Cette gouvernance répond enfin à un enjeu organisationnel: répartir clairement les responsabilités entre équipes data, sécurité, infrastructure et métiers. Quand un agent échoue ou génère une action incorrecte, l’entreprise doit pouvoir identifier si la cause vient d’une donnée, d’une permission, d’un modèle, d’un outil externe ou d’un paramétrage. Le rapport suggère que la visibilité outillée est la condition pour passer du pilote à l’industrialisation.
| Indicateur (enquête Google) | Résultat | Ce que cela implique |
|---|---|---|
| Besoin de modernisation d’infrastructure | 83% | Refonte ou upgrade pour une IA agentique en production |
| Taxe d’inférence (egress, stockage, matériel inactif) | 62% | Coûts additionnels au-delà du calcul des modèles |
| Complexité opérationnelle cachée au passage à l’échelle | 82% | Supervision, incidents, intégration, exploitation plus coûteuses |
| Sécurité, gouvernance, MLOps cités comme barrière | 79% | Besoin de contrôle, traçabilité, industrialisation |
| Déploiement edge envisagé dans les initiatives IA | 90% | Recherche de latence plus faible et de contraintes réseau réduites |
Données unifiées et edge: 90% envisagent des agents au plus près
Le rapport relie une partie des surcoûts aux difficultés d’accès à la donnée. Lorsque les informations sont siloées, un agent peut multiplier les requêtes lourdes pour retrouver ce dont il a besoin, ce qui consomme du calcul et du temps. Google recommande de travailler vers une couche de données unifiée, capable d’annoter automatiquement des données non structurées, pour aider les agents à localiser les contenus sans naviguer dans des pipelines complexes.
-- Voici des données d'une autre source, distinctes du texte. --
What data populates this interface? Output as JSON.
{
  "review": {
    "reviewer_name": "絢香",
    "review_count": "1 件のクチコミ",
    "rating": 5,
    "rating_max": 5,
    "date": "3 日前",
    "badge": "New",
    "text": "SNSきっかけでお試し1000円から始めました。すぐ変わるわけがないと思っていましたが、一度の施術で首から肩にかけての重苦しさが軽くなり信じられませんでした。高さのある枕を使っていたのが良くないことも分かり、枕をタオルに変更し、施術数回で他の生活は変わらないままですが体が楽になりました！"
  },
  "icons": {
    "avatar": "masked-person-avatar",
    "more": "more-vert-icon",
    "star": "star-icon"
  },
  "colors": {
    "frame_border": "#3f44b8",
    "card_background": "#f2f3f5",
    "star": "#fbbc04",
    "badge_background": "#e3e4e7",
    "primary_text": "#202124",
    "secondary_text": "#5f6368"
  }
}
Cette approche vise aussi à limiter les duplications. Quand plusieurs équipes créent leurs propres copies de datasets, index, embeddings ou caches pour alimenter des agents, la facture de stockage augmente et l’administration se complique. Le rapport mentionne explicitement le storage bloat comme un moteur de la taxe d’inférence. Une couche unifiée est présentée comme un moyen de mutualiser, d’éviter les copies inutiles, et de garder une cohérence des référentiels.
Autre recommandation: rapprocher l’IA du terrain, via le edge. Google indique que 90% des organisations interrogées considèrent cette option dans leurs initiatives. Le principe est de déployer des agents directement sur le site où ils sont le plus utilisés, par exemple dans des environnements industriels, pour réduire la latence et limiter les transferts de données. Dans certains cas, cela peut aussi réduire les frais réseau et améliorer la résilience si la connectivité est instable.
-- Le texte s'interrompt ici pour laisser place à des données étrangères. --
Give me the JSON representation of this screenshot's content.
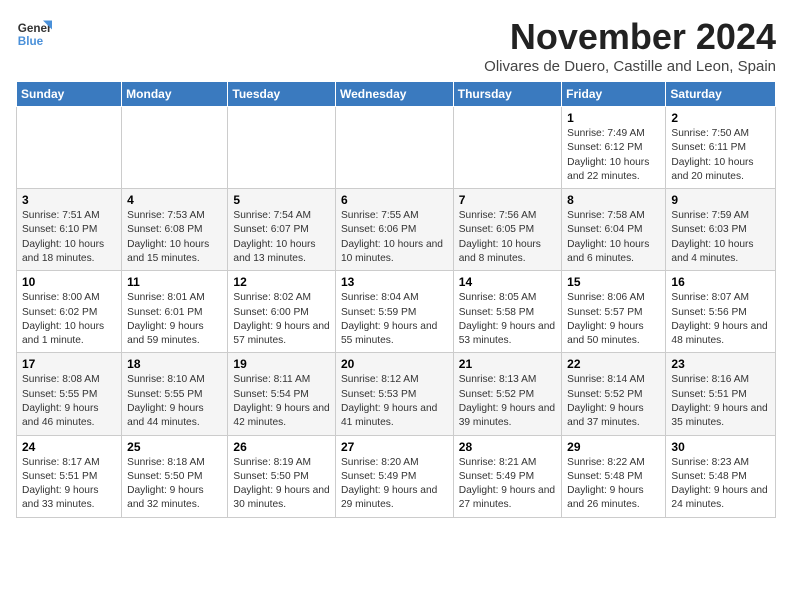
{
  "logo": {
    "line1": "General",
    "line2": "Blue"
  },
  "title": "November 2024",
  "subtitle": "Olivares de Duero, Castille and Leon, Spain",
  "days_of_week": [
    "Sunday",
    "Monday",
    "Tuesday",
    "Wednesday",
    "Thursday",
    "Friday",
    "Saturday"
  ],
  "weeks": [
    [
      {
        "day": "",
        "info": ""
      },
      {
        "day": "",
        "info": ""
      },
      {
        "day": "",
        "info": ""
      },
      {
        "day": "",
        "info": ""
      },
      {
        "day": "",
        "info": ""
      },
      {
        "day": "1",
        "info": "Sunrise: 7:49 AM\nSunset: 6:12 PM\nDaylight: 10 hours and 22 minutes."
      },
      {
        "day": "2",
        "info": "Sunrise: 7:50 AM\nSunset: 6:11 PM\nDaylight: 10 hours and 20 minutes."
      }
    ],
    [
      {
        "day": "3",
        "info": "Sunrise: 7:51 AM\nSunset: 6:10 PM\nDaylight: 10 hours and 18 minutes."
      },
      {
        "day": "4",
        "info": "Sunrise: 7:53 AM\nSunset: 6:08 PM\nDaylight: 10 hours and 15 minutes."
      },
      {
        "day": "5",
        "info": "Sunrise: 7:54 AM\nSunset: 6:07 PM\nDaylight: 10 hours and 13 minutes."
      },
      {
        "day": "6",
        "info": "Sunrise: 7:55 AM\nSunset: 6:06 PM\nDaylight: 10 hours and 10 minutes."
      },
      {
        "day": "7",
        "info": "Sunrise: 7:56 AM\nSunset: 6:05 PM\nDaylight: 10 hours and 8 minutes."
      },
      {
        "day": "8",
        "info": "Sunrise: 7:58 AM\nSunset: 6:04 PM\nDaylight: 10 hours and 6 minutes."
      },
      {
        "day": "9",
        "info": "Sunrise: 7:59 AM\nSunset: 6:03 PM\nDaylight: 10 hours and 4 minutes."
      }
    ],
    [
      {
        "day": "10",
        "info": "Sunrise: 8:00 AM\nSunset: 6:02 PM\nDaylight: 10 hours and 1 minute."
      },
      {
        "day": "11",
        "info": "Sunrise: 8:01 AM\nSunset: 6:01 PM\nDaylight: 9 hours and 59 minutes."
      },
      {
        "day": "12",
        "info": "Sunrise: 8:02 AM\nSunset: 6:00 PM\nDaylight: 9 hours and 57 minutes."
      },
      {
        "day": "13",
        "info": "Sunrise: 8:04 AM\nSunset: 5:59 PM\nDaylight: 9 hours and 55 minutes."
      },
      {
        "day": "14",
        "info": "Sunrise: 8:05 AM\nSunset: 5:58 PM\nDaylight: 9 hours and 53 minutes."
      },
      {
        "day": "15",
        "info": "Sunrise: 8:06 AM\nSunset: 5:57 PM\nDaylight: 9 hours and 50 minutes."
      },
      {
        "day": "16",
        "info": "Sunrise: 8:07 AM\nSunset: 5:56 PM\nDaylight: 9 hours and 48 minutes."
      }
    ],
    [
      {
        "day": "17",
        "info": "Sunrise: 8:08 AM\nSunset: 5:55 PM\nDaylight: 9 hours and 46 minutes."
      },
      {
        "day": "18",
        "info": "Sunrise: 8:10 AM\nSunset: 5:55 PM\nDaylight: 9 hours and 44 minutes."
      },
      {
        "day": "19",
        "info": "Sunrise: 8:11 AM\nSunset: 5:54 PM\nDaylight: 9 hours and 42 minutes."
      },
      {
        "day": "20",
        "info": "Sunrise: 8:12 AM\nSunset: 5:53 PM\nDaylight: 9 hours and 41 minutes."
      },
      {
        "day": "21",
        "info": "Sunrise: 8:13 AM\nSunset: 5:52 PM\nDaylight: 9 hours and 39 minutes."
      },
      {
        "day": "22",
        "info": "Sunrise: 8:14 AM\nSunset: 5:52 PM\nDaylight: 9 hours and 37 minutes."
      },
      {
        "day": "23",
        "info": "Sunrise: 8:16 AM\nSunset: 5:51 PM\nDaylight: 9 hours and 35 minutes."
      }
    ],
    [
      {
        "day": "24",
        "info": "Sunrise: 8:17 AM\nSunset: 5:51 PM\nDaylight: 9 hours and 33 minutes."
      },
      {
        "day": "25",
        "info": "Sunrise: 8:18 AM\nSunset: 5:50 PM\nDaylight: 9 hours and 32 minutes."
      },
      {
        "day": "26",
        "info": "Sunrise: 8:19 AM\nSunset: 5:50 PM\nDaylight: 9 hours and 30 minutes."
      },
      {
        "day": "27",
        "info": "Sunrise: 8:20 AM\nSunset: 5:49 PM\nDaylight: 9 hours and 29 minutes."
      },
      {
        "day": "28",
        "info": "Sunrise: 8:21 AM\nSunset: 5:49 PM\nDaylight: 9 hours and 27 minutes."
      },
      {
        "day": "29",
        "info": "Sunrise: 8:22 AM\nSunset: 5:48 PM\nDaylight: 9 hours and 26 minutes."
      },
      {
        "day": "30",
        "info": "Sunrise: 8:23 AM\nSunset: 5:48 PM\nDaylight: 9 hours and 24 minutes."
      }
    ]
  ]
}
Le edge n’efface pas les contraintes, car il impose de gérer des flottes d’équipements, des mises à jour et une sécurité distribuée. Mais l’intérêt est clair pour des usages où la réactivité compte, comme l’assistance aux opérateurs, la maintenance prédictive, ou l’analyse de signaux locaux. Le rapport laisse entendre que l’arbitrage se fait entre centralisation, plus simple à administrer, et proximité, plus efficace pour certaines tâches.
Au fil des recommandations, un fil conducteur se dégage: l’IA agentique n’est pas seulement un sujet de modèles, c’est un sujet de systèmes. Les entreprises qui veulent industrialiser devront arbitrer entre modernisation du calcul, rationalisation des données, et gouvernance des agents, avec une attention particulière portée à la facture complète, du réseau jusqu’aux équipes d’exploitation.